Het is belangrijk dat de bouwsector schoner wordt. Ook de sector zelf heeft daar baat bij, zegt minister Stientje van Veldhoven (Wonen). De crisis die is ontstaan door strenge normen voor zogenoemde PFAS, schadelijke chemische stoffen, heeft dat nog duidelijker gemaakt, aldus de bewindsvrouw.
“We moeten met elkaar op zoek naar mogelijkheden om het voor de bouwers mogelijk te maken om schoner te kunnen bouwen”, zegt Van Veldhoven.
Ze reageert op uitspraken van Taco van Hoek, de directeur van het Economisch Instituut voor de Bouw (EIB).
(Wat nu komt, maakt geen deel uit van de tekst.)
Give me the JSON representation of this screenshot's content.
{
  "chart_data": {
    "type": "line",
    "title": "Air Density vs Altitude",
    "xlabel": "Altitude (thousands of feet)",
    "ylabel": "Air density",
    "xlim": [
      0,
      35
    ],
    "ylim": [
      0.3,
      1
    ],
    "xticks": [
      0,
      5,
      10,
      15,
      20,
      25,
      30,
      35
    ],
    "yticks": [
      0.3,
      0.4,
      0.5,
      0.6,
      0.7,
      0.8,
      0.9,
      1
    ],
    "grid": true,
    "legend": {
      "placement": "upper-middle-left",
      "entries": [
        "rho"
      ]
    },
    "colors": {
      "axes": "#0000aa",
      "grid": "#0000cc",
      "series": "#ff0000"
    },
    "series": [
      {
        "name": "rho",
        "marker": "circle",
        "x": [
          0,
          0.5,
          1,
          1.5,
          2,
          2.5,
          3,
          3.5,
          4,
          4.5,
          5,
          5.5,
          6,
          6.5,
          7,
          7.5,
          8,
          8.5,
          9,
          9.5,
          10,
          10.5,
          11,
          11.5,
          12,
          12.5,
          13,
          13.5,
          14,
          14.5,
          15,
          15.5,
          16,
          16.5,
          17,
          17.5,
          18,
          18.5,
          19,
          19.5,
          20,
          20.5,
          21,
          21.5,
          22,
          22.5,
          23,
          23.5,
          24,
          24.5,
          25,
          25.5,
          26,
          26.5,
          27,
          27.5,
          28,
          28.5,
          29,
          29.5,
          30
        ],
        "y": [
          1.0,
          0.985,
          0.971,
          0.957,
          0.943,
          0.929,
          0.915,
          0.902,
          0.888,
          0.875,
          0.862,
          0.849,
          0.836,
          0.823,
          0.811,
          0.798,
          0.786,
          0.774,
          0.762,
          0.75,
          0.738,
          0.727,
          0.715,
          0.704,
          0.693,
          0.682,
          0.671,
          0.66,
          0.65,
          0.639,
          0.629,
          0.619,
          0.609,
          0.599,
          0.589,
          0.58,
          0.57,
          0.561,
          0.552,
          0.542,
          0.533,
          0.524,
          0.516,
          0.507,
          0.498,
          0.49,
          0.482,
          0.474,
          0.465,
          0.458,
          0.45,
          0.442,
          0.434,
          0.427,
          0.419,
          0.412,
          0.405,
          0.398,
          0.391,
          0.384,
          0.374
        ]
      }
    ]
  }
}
In vakblad CoBouw zegt hij dat de sector vaker te maken zal krijgen met toxische stoffen. De minister denkt ook dat PFAS-achtige stoffen “meespelen op lange termijn”.
Daarom is verschoning van de bouw niet alleen nodig, maar ook goed voor de sector zelf, aldus Van Veldhoven. Als voorbeeld noemt ze de stikstofproblemen in de bouw. “Als je minder stikstof uitstoot, kun je ook meer bouwen.”
Het EIB zei deze week dat de bouw dit jaar licht krimpt vanwege de stikstof- en PFAS-problemen. De sector kan volgens het instituut pas weer in 2022 groei verwachten. “Op de korte termijn wringt het”, aldus Van Veldhoven. “Dat zal niemand verbazen, gezien de huidige situatie.”
De woningcrisis in Nederland was voor een meerderheid in de Tweede Kamer deze week reden om niet alleen Van Veldhoven, maar ook premier Mark Rutte naar de Kamer te roepen om hierover in debat te gaan. Rutte zei vrijdag na de wekelijkse ministerraad dat hij kijkt of hij daadwerkelijk bij dat debat aanwezig is. De premier voegde eraan toe dat schoner bouwen niet een doel op zich is, maar dat vergroening in de sector uiteindelijk ook tot een hogere productie leidt.